If that sounds like an intriguing proposition to you, read on for my top 5 tips to help special education administrators be better listeners:
Establish contact first
This step happens before any issues arise but is vital in creating an environment where lines of communication are open, and a person feels safe talking to you. Send quick, periodic emails to check in, and offer to come by for a quick chat. An email as simple as, “Hey Judy, I was just looking at your numbers, and it sure looks like you’ve got a full plate this year! How are things going? Let me know if you’d like to talk about anything. Thanks for all you do!” can go a long way towards building a collaborative (vs. adversarial) relationship with your staff. Ideally, you’ll do this for each staff member at least twice a year. Set up a list where you keep track and a recurring reminder on your calendar or to-do list app to keep it front of mind.
Be fully present
When you find yourself in a meeting with an employee, do everything you can to give them all your attention for the time they’re with you.

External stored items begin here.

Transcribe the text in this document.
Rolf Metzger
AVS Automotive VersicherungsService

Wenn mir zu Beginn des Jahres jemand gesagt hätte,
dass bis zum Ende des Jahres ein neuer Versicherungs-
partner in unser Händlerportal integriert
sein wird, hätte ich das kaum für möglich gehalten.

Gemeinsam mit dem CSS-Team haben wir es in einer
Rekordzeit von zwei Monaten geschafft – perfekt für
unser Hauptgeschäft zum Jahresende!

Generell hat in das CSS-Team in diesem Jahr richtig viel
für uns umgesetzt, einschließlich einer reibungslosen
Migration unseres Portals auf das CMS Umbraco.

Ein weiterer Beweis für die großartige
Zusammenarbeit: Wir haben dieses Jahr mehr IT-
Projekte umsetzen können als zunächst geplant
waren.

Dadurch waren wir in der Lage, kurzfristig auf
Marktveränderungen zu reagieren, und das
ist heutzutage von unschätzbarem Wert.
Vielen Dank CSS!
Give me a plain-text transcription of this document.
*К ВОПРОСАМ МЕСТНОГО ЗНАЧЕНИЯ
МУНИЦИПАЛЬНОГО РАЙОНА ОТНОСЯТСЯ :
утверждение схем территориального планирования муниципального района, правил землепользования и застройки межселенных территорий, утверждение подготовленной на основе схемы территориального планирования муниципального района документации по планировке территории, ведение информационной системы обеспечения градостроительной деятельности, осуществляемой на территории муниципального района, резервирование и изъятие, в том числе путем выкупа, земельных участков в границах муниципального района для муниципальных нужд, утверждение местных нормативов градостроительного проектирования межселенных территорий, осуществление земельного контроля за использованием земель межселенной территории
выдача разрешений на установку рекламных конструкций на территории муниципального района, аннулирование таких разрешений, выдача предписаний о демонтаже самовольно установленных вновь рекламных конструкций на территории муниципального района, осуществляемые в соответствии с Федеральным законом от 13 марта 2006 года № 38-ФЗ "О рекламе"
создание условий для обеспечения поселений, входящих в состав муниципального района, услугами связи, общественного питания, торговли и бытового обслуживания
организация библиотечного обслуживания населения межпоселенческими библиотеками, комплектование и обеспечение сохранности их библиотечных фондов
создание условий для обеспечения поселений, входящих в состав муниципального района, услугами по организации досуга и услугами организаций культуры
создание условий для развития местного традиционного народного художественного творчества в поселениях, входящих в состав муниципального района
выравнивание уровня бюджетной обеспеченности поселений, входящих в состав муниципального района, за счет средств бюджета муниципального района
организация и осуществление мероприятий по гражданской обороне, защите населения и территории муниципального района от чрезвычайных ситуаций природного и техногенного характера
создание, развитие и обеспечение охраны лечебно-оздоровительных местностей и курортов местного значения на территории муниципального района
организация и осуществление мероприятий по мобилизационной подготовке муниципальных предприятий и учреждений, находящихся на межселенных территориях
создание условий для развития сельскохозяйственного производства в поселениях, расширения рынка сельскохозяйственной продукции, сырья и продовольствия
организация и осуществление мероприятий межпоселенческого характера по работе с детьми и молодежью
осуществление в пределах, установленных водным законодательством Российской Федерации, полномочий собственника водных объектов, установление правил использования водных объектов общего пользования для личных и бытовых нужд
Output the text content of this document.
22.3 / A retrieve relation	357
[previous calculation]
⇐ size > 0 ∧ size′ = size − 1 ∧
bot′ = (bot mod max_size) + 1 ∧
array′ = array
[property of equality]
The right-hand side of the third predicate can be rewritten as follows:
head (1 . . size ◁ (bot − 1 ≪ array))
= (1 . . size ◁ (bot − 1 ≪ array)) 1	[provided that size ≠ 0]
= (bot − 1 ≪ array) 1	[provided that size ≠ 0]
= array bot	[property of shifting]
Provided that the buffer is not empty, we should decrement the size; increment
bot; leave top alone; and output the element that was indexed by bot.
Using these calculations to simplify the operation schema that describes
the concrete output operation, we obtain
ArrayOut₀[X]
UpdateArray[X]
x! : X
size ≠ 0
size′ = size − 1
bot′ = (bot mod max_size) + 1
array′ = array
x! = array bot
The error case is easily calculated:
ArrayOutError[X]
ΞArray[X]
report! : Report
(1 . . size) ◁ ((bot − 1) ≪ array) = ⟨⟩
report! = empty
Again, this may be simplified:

Being fully present might mean putting your computer to sleep and ignoring the buzz of your phone, but it also means being aware of body language cues and keeping your thoughts on the conversation at hand. Some people find that taking notes helps them stay focused, while others find it a distraction. What is most important is that your brain is devoted to the person in front of you and not to the grocery list!
Maintain an open mind
Commit to only forming opinions on the situation once you have heard everything the employee wants to share. This is hard work! But remember that your goal is to understand your employee’s point of view, which is quite tricky when you have already formed an opinion. Reminding yourself to focus on empathy and validation can be helpful.
Be (mostly) quiet
It may seem silly to say that better listening starts with less talking, but it bears repeating! No sentence finishing, no interrupting, and no bombarding the employee with questions. Use non-verbal communication and words like “yes” and “I see” to signal that you’re listening. Listen for what is implied as well as what is said. When there is a natural pause in the conversation, use reflective listening techniques such as paraphrasing (“What I hear you saying is . . .“) and mirroring (repeating what you’ve heard, word for word). If you are truly confused, ask questions such as “What do you mean when you say . . . ?” and “Can you tell me more about…?”
Offer ongoing support
When you both feel like you have a mutual understanding of the issue, ask your employee what they would like to happen next. Often, being heard is a solution in and of itself, and no other immediate action is needed. If this is the case, reassure your employee that you will check back in with them in a month to see how things are going, then set a reminder to do so on your calendar while you are both still sitting there. If the employee has other solutions, make an action plan with a timeline. Again, make sure you both write down what each of you will be doing, when you will do it, and how you will assess progress.
Being a better listener is a skill, just like any other skill — practice makes perfect! Keep at it, and know that creating a safe place for your employees to voice their concerns and develop solutions will improve your life and those of your employees. Everybody wins!